Racial preferences also diminish individual achievement. They allow others to take credit for black accomplishments, and they falsely imply that black upward mobility can’t or won’t occur without officially sanctioned favoritism. When Elizabeth Warren ran for the Senate in 2012 and was accused of identifying as Native American to bolster her academic career, she became indignant. “I got what I got because of the work I’ve done,” she told the Boston Globe. Warren responded the way any self-respecting woman would respond to accusations that she was less qualified but hired nevertheless for diversity reasons. Liberal proponents of affirmative action tell blacks that there is no shame in racial favoritism—but who among us longs to be that diversity hire or token minority on campus?

When the New York Times asked the group of young people about affirmative action, concern about stigmatization was paramount. “By introducing affirmative action, that would further otherize that population” and “could potentially be harmful,” said a white woman.

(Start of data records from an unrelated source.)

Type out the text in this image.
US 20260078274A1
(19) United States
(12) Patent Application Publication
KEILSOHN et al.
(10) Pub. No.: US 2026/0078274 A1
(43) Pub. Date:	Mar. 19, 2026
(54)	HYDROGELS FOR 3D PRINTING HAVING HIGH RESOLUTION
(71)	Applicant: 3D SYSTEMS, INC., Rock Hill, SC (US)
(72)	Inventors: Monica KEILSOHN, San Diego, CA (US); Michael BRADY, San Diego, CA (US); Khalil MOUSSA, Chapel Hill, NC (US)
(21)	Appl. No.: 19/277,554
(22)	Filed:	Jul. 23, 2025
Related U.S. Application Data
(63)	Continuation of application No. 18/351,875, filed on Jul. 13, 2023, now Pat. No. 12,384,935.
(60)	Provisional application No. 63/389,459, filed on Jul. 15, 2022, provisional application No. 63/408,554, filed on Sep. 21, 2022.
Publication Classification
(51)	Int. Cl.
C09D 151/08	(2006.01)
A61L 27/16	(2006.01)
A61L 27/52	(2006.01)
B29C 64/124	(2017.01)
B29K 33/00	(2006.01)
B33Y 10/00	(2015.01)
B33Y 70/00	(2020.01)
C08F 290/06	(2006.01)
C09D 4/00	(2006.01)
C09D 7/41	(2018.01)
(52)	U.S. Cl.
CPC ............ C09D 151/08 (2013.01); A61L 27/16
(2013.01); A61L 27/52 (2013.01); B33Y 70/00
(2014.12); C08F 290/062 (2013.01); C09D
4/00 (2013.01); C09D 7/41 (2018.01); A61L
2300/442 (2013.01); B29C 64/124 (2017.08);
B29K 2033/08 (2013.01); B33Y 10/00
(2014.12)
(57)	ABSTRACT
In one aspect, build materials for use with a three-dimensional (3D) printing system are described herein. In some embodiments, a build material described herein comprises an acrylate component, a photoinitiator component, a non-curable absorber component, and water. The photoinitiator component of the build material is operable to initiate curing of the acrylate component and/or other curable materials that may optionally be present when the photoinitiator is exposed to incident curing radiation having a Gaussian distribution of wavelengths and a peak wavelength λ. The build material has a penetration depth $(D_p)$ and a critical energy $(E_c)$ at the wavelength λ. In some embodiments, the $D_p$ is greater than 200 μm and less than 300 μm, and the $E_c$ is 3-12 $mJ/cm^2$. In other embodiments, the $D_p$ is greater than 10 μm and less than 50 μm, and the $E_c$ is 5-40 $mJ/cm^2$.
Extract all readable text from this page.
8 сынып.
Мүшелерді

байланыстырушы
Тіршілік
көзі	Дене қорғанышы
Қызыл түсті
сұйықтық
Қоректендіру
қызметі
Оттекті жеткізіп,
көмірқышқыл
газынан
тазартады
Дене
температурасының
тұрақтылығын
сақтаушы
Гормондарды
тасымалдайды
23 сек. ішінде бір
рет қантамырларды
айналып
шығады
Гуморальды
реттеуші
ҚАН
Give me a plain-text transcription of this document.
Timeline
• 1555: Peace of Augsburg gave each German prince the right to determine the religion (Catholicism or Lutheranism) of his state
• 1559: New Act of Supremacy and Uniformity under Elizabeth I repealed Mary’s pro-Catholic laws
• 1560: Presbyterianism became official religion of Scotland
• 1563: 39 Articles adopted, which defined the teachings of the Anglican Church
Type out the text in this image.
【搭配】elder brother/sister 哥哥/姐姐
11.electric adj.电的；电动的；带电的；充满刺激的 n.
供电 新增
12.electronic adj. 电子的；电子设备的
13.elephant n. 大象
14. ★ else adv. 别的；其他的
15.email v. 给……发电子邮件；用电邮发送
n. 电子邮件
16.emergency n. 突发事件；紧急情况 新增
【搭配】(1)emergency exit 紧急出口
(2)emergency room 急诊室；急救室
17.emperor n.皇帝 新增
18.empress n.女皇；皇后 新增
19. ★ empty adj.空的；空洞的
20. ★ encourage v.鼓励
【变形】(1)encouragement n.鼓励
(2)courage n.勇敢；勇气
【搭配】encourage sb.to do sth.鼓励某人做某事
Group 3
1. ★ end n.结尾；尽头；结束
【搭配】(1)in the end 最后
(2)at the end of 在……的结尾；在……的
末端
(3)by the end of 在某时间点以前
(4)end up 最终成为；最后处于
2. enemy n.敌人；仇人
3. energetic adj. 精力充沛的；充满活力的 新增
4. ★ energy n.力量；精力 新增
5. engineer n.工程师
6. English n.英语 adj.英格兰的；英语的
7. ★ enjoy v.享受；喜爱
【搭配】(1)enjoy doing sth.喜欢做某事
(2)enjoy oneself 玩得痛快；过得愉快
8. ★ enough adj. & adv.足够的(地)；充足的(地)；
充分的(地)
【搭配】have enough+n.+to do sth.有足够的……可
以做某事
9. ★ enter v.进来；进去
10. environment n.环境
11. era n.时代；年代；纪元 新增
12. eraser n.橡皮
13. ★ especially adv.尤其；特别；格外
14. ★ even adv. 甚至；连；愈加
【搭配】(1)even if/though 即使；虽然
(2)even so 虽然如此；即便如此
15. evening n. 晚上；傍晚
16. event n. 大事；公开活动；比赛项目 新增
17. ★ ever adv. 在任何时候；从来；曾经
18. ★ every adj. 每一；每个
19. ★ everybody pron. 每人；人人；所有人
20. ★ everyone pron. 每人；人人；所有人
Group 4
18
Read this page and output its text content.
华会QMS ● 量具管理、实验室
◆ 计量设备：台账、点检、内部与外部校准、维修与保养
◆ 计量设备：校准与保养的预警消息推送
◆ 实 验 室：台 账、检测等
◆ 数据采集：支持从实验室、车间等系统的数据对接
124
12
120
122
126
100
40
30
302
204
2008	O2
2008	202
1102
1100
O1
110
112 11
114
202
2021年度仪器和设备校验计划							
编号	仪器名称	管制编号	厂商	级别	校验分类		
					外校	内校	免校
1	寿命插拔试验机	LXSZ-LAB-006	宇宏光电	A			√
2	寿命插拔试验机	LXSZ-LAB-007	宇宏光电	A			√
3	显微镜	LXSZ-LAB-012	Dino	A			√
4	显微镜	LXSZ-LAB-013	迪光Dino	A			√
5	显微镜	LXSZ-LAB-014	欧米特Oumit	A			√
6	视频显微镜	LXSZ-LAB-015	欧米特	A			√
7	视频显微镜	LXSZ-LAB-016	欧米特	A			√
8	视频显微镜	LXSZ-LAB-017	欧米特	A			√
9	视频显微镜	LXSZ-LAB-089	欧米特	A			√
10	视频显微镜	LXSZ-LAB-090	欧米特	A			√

A Hispanic woman added that others would think that “minority groups . . . don’t deserve to be here.” A black woman said, “I think the biggest issue with affirmative action is that it implies that people of color wouldn’t be able to get that position on their own. What we need is maybe a blanket way of admitting students that doesn’t have anything to do with race.”

The Supreme Court’s job in the Harvard and University of North Carolina cases is to determine the constitutionality of race-conscious admissions. That shouldn’t be a hard call if the words of the Constitution and Civil Rights Act of 1964 mean what they say. Affirmative-action policies may have been well-intentioned, but intentions matter less than results. In practice, racial preferences have proved unpopular, polarizing—and ineffective, to boot. It’s time to end them.